Saturday, May 27, 2006

A dozen years, an airport, and 263 feet

Way back in college I was a part of Alpha Phi Omega. Purdue's chapter of APO was a great place to be. In fact, the only people I keep in touch with from college are all from APO. I would say I spent most of my time with four very different people; Linda, Jay, Chris, and Glenn.

Which is funny because Linda and I were both at PHX, or Phoenix Sky Harbor International Airport on Thursday. She was catching a connecting flight between Lafayette, IN and San Diego on the way to see her husband Eric. I was catching a flight home to see Kristi. I just missed seeing Linda in person because the timing between her flight and mine was too close for the space between terminals 3 and 4. We gave each other a virtual hug over our respective cell phones and said "Maybe next time."

Tonight I got a phone call from Jay, which is surprising because we only talk to each other once a year or in the annual Christmas card letter. We've only gotten together a couple of time socially since I moved to Dalls, in part because the distance between our respective suburbs is pretty high. But I suppose it has more to do with him being a family man with three boys and me traveling for a living. Anyway, all that is going to change next month. It turns out he just bought a house down the block from us. It's a red brick two story we can see from our front yard, only seven houses away!

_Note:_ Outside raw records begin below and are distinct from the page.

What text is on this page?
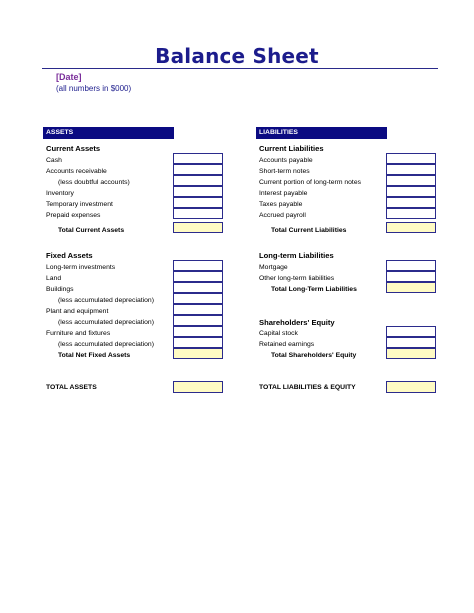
Balance Sheet
[Date]
(all numbers in $000)
ASSETS
Current Assets
Cash
Accounts receivable
(less doubtful accounts)
Inventory
Temporary investment
Prepaid expenses
Total Current Assets
Fixed Assets
Long-term investments
Land
Buildings
(less accumulated depreciation)
Plant and equipment
(less accumulated depreciation)
Furniture and fixtures
(less accumulated depreciation)
Total Net Fixed Assets
TOTAL ASSETS
LIABILITIES
Current Liabilities
Accounts payable
Short-term notes
Current portion of long-term notes
Interest payable
Taxes payable
Accrued payroll
Total Current Liabilities
Long-term Liabilities
Mortgage
Other long-term liabilities
Total Long-Term Liabilities
Shareholders' Equity
Capital stock
Retained earnings
Total Shareholders' Equity
TOTAL LIABILITIES & EQUITY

I suppose I should be on the lookout, because at this rate I might get to see Chris or Glenn real soon too! Hmm, I wonder when I'll be seeing Tommy, and Emily, and Doug, and Heather, and Derek, and Brenda, and Joe, and Jen, and Chris, and...

Post Script: Doesn't Lee live in Phoenix? Hmm, maybe I'll see him next.

Tuesday, May 23, 2006

Who's to blame?

Steve Johnson, over at Pragmatic Marketing has a good rant about a poor software experience in Another negative development rant. And while I love the rant, Jerry Aubin does a great job pointing us away from the developer in his post, Are There Lazy Programmers?

For my part, I think Jerry came close to hitting the nail on the head. While I agree that things are broken and UX should be better almost everywhere, putting the blame on the developer is pretty close to a cop-out.

(Generalizing…) I think most people perform to the level they are expected to perform; certainly not much beyond that effort. In the business world, this is largely set by the culture of the department or company. Obviously Garmin has a different set of expectations for user interactions than other companies (let’s say Apple or 37signals). One of those other companies would demand more from the developer, dev manager, product manager, and the business sponsor. In the other companies the result for the consumer would be different.

While part of the reason may be economic (we certainly hope the analysis went that deep, though I often doubt it), it may be a culture (of laziness) starting in one of the “likely failure points in the chain before the engineer gets involved”.